1. Auf die Berufung der Beklagten wird das Urteil des Landgerichts Konstanz vom 28.5.2004 abgeändert:
Die Beklagten werden als Gesamtschuldner verurteilt, an die Klägerin 1691,70 EUR nebst 4% Zinsen aus jeweils 156,09 EUR seit dem 5.11.1999, 5.12.1999, 5.1.2000 und 5.2.2000 sowie 8% Zinsen über dem Basiszinssatz aus 1067,34 EUR seit dem 15.8.2003 zu zahlen.
Auf die Widerklage wird festgestellt, dass der Klägerin aus dem Mietvertrag vom 19.10./22.10.1992 ein Anspruch in Höhe von 1074,14 EUR nicht zusteht.
Die weitergehende Klage und Widerklage werden als unbegründet abgewiesen.

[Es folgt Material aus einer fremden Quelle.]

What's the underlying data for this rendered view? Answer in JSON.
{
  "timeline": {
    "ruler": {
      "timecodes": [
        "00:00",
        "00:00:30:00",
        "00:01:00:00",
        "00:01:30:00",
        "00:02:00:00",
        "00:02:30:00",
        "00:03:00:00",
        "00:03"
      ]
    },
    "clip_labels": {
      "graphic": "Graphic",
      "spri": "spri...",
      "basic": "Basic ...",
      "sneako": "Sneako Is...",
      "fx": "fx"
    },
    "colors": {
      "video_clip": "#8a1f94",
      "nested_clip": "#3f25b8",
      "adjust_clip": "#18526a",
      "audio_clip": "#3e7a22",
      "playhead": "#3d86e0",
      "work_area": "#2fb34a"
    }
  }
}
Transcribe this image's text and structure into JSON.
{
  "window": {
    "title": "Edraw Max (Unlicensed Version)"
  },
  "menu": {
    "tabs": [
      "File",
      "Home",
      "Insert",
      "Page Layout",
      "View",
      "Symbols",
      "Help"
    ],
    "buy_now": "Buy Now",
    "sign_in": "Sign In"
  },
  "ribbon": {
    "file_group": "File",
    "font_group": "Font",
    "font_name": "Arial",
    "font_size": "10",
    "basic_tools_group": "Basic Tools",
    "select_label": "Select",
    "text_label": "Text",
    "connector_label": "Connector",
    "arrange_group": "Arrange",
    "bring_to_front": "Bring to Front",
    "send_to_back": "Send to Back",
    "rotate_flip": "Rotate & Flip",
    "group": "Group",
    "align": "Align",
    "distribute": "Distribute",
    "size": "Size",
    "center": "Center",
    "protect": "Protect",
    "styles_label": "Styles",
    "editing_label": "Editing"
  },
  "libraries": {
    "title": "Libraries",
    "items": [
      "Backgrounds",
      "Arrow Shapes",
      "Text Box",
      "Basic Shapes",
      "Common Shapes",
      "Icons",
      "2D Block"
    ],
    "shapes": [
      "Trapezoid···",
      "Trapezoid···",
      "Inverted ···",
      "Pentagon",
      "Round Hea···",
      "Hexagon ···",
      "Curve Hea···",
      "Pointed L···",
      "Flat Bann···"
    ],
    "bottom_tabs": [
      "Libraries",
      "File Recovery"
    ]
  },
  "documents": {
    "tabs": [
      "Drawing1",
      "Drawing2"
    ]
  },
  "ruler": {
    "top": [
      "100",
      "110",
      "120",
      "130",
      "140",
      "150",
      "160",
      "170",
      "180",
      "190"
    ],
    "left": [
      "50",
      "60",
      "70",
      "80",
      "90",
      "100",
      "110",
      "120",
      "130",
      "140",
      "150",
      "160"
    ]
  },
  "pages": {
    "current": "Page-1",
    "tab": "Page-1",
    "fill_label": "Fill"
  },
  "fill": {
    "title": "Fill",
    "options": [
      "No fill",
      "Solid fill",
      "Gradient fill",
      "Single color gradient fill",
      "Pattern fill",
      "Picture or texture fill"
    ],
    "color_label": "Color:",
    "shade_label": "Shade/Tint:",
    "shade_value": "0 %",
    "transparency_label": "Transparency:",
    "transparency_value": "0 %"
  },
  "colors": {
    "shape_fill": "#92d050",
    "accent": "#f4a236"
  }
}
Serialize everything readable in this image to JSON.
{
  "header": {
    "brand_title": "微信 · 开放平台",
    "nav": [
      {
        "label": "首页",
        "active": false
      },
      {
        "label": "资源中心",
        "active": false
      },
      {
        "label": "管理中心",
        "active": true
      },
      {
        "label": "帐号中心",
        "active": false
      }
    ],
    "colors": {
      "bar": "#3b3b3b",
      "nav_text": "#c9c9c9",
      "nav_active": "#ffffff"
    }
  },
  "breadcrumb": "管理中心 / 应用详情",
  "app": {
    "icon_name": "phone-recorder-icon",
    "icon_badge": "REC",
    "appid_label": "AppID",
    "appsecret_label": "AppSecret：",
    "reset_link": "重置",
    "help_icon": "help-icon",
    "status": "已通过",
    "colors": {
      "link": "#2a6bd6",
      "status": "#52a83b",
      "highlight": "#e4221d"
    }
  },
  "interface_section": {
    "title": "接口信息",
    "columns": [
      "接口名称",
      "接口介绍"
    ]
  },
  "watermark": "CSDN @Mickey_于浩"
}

2. Die weitergehende Berufung der Beklagten wird zurückgewiesen.
3. Von den Kosten des Rechtsstreits haben die Beklagten als Gesamtschuldner 86%, die Klägerin 14% zu tragen.
4. Das Urteil ist vorläufig vollstreckbar.
5. Die Revision wird nicht zugelassen.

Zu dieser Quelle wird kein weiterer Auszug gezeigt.